Alors, cela commence par une atmosphère qui se veut celle d'une comédie horrifique, avec un débile profond comme protagoniste, semblant tout droit sorti d'un Bruno Dumont, cassant les couilles à tout le monde, qui va se transformer en loup-garou. OK, très bien... Il est élevé par un oncle complètement teubé qui croit aux croquemitaines. Et il a comme petite amie, une fille aussi belle que stupide. Le tout dans un coin bien paumé de notre beau pays, avec comme seules activités, un monument aux morts et un salon de massage... parfait... parfait
Donc, d'accord, va pour une comédie horrifique lycanthrope avec pour personnages principaux des êtres qui ont un QI aussi bas que les températures moyennes en hiver à Vorkouta, qui se déroule dans le contexte assez original d'un bled bien profond de la France profonde et de la faune qui l'habite. Je suis prêt à me marrer du début jusqu'à la fin.

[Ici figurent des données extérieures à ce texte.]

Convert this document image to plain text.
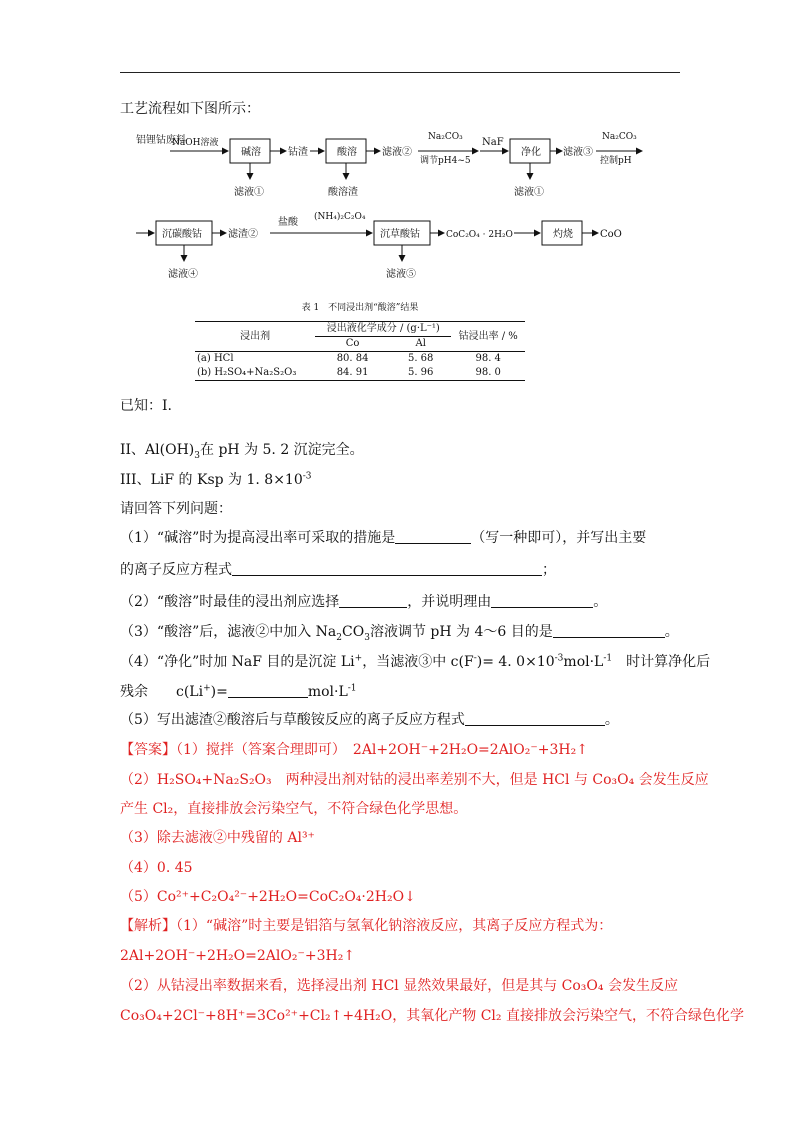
工艺流程如下图所示：
铝锂钴废料
NaOH溶液
碱溶	钴渣	酸溶	滤液②
Na₂CO₃
调节pH4~5
NaF
净化 滤液③
Na₂CO₃
控制pH
滤液①	酸溶渣	滤液①
沉碳酸钴	滤渣②
盐酸 (NH₄)₂C₂O₄
沉草酸钴	CoC₂O₄ · 2H₂O	灼烧	CoO
滤液④	滤液⑤
表 1　不同浸出剂“酸溶”结果
浸出剂	浸出液化学成分 / (g·L⁻¹)		钴浸出率 / %
	Co	Al	
(a) HCl	80. 84	5. 68	98. 4
(b) H₂SO₄+Na₂S₂O₃	84. 91	5. 96	98. 0
已知：I.
II、$Al(OH)_3$在 pH 为 5. 2 沉淀完全。
III、LiF 的 Ksp 为 1. $8\times 10^{-3}$
请回答下列问题：
（1）“碱溶”时为提高浸出率可采取的措施是	（写一种即可），并写出主要
的离子反应方程式	；
（2）“酸溶”时最佳的浸出剂应选择	，并说明理由	。
（3）“酸溶”后，滤液②中加入 $Na_2CO_3$溶液调节 pH 为 4～6 目的是	。
（4）“净化”时加 NaF 目的是沉淀 Li+，当滤液③中 c(F-)= 4. $0\times 10^{-3}mol\cdot L^{-1}$　 时计算净化后
残余　　c(Li+)=	$mol\cdot L^{-1}$
（5）写出滤渣②酸溶后与草酸铵反应的离子反应方程式	。
【答案】（1）搅拌（答案合理即可）　2Al+2OH⁻+2H₂O=2AlO₂⁻+3H₂↑
（2）H₂SO₄+Na₂S₂O₃　两种浸出剂对钴的浸出率差别不大，但是 HCl 与 Co₃O₄ 会发生反应
产生 Cl₂，直接排放会污染空气，不符合绿色化学思想。
（3）除去滤液②中残留的 Al³⁺
（4）0. 45
（5）Co²⁺+C₂O₄²⁻+2H₂O=CoC₂O₄·2H₂O↓
【解析】（1）“碱溶”时主要是铝箔与氢氧化钠溶液反应，其离子反应方程式为：
2Al+2OH⁻+2H₂O=2AlO₂⁻+3H₂↑
（2）从钴浸出率数据来看，选择浸出剂 HCl 显然效果最好，但是其与 Co₃O₄ 会发生反应
Co₃O₄+2Cl⁻+8H⁺=3Co²⁺+Cl₂↑+4H₂O，其氧化产物 Cl₂ 直接排放会污染空气，不符合绿色化学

Ah bah non, finalement, en fait, le protagoniste n'est pas un débile profond qui casse les couilles à tout le monde, mais juste un simple inadapté social qui peut tout à fait bien s'exprimer. Ah bah non, l'oncle n'est pas si teubé que cela. Ah bah non, la petite amie stupide est une jeune fille normale. Ouais, ouais, parce que... parce que les réalisateurs Ludovic et Zoran Boukherma se sont décidés à faire dans la totale rupture de ton, tout en ne sachant pas que pour cela, dans cet exercice possible, mais très délicat et très difficile, il est essentiel de rendre crédibles les personnages à ce glissement (non, des idiots devenant d'un coup plus intelligents, ça ne fonctionne pas !) et de ne pas passer de la comédie horrifique s'annonçant bien chtarbé à un drame humain se voulant réaliste par rapport à son sujet fantastique ; ses deux registres sont beaucoup trop opposés pour que l'on puisse passer naturellement de l'un à l'autre.

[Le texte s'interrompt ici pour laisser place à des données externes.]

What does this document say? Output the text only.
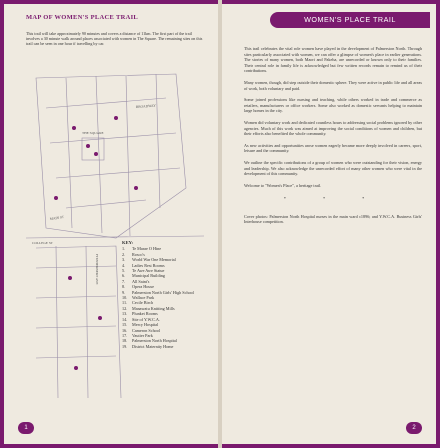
MAP OF WOMEN'S PLACE TRAIL
This trail will take approximately 90 minutes and covers a distance of 11km. The first part of the trail involves a 30 minute walk around places associated with women in The Square. The remaining sites on this trail can be seen in one hour if travelling by car.
MAIN ST
THE SQUARE
COLLEGE ST
FITZHERBERT AVE
BROADWAY
KEY:
1.	Te Marae O Hine
2.	Rosco's
3.	World War One Memorial
4.	Ladies Rest Rooms
5.	Te Awe Awe Statue
6.	Municipal Building
7.	All Saint's
8.	Opera House
9.	Palmerston North Girls' High School
10.	Wallace Park
11.	Cecile Birch
12.	Manawatu Knitting Mills
13.	Plunket Rooms
14.	Site of Y.W.C.A.
15.	Mercy Hospital
16.	Cameron School
17.	Vautier Park
18.	Palmerston North Hospital
19.	District Maternity Home
1
WOMEN'S PLACE TRAIL

This trail celebrates the vital role women have played in the development of Palmerston North. Through sites particularly associated with women, we can offer a glimpse of women's place in earlier generations. The stories of many women, both Maori and Pakeha, are unrecorded or known only to their families. Their central role in family life is acknowledged but few written records remain to remind us of their contributions.

Many women, though, did step outside their domestic sphere. They were active in public life and all areas of work, both voluntary and paid.

Some joined professions like nursing and teaching, while others worked in trade and commerce as retailers, manufacturers or office workers. Some also worked as domestic servants helping to maintain large homes in the city.

Women did voluntary work and dedicated countless hours to addressing social problems ignored by other agencies. Much of this work was aimed at improving the social conditions of women and children, but their efforts also benefited the whole community.

As new activities and opportunities arose women eagerly became more deeply involved in careers, sport, leisure and the community.

We outline the specific contributions of a group of women who were outstanding for their vision, energy and leadership. We also acknowledge the unrecorded effort of many other women who were vital in the development of this community.

Welcome to "Women's Place", a heritage trail.

* * *

Cover photos: Palmerston North Hospital nurses in the main ward c1896; and Y.W.C.A. Business Girls' Interhouse competition.

2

Et c'est con d'avoir fait cela étant donné que le scénario, dans les grandes lignes, aurait pu aussi bien fonctionner totalement dans la comédie horrifique délirante que totalement dans le drame humain réaliste avec immersion du fantastique. Souvent, c'est beaucoup mieux de garder un ton uniforme de la première à la dernière seconde.
Je passe sur le fait que la séquence d'intro est juste là pour faire "il faut impressionner dès le début avec un meurtre en flashforward" alors qu'à aucun moment du reste du film, on entend parler de meurtre individuel sur des êtres humains. La transformation aurait gagné à être plus progressive, à montrer aussi le village plus perturbé par ce qui se passe (c'est à peine si cela ne leur paraît pas normal qu'un jeune homme puisse se transformer en loup-garou !), etc.
C'est regrettable, car les cinéastes peuvent réussir à instaurer de la terreur juste avec un plan fixe, en ne montrant jamais la créature (pour des raisons de budget sûrement !), les acteurs s'en tirent avec les honneurs, le portrait de la France profonde est certes appuyé, mais avec une foultitude de détails justes. Mais bon, même en occultant les invraisemblances, juste en ne sachant pas quel ton adopter, le film n'arrive pas à bien raconter une histoire.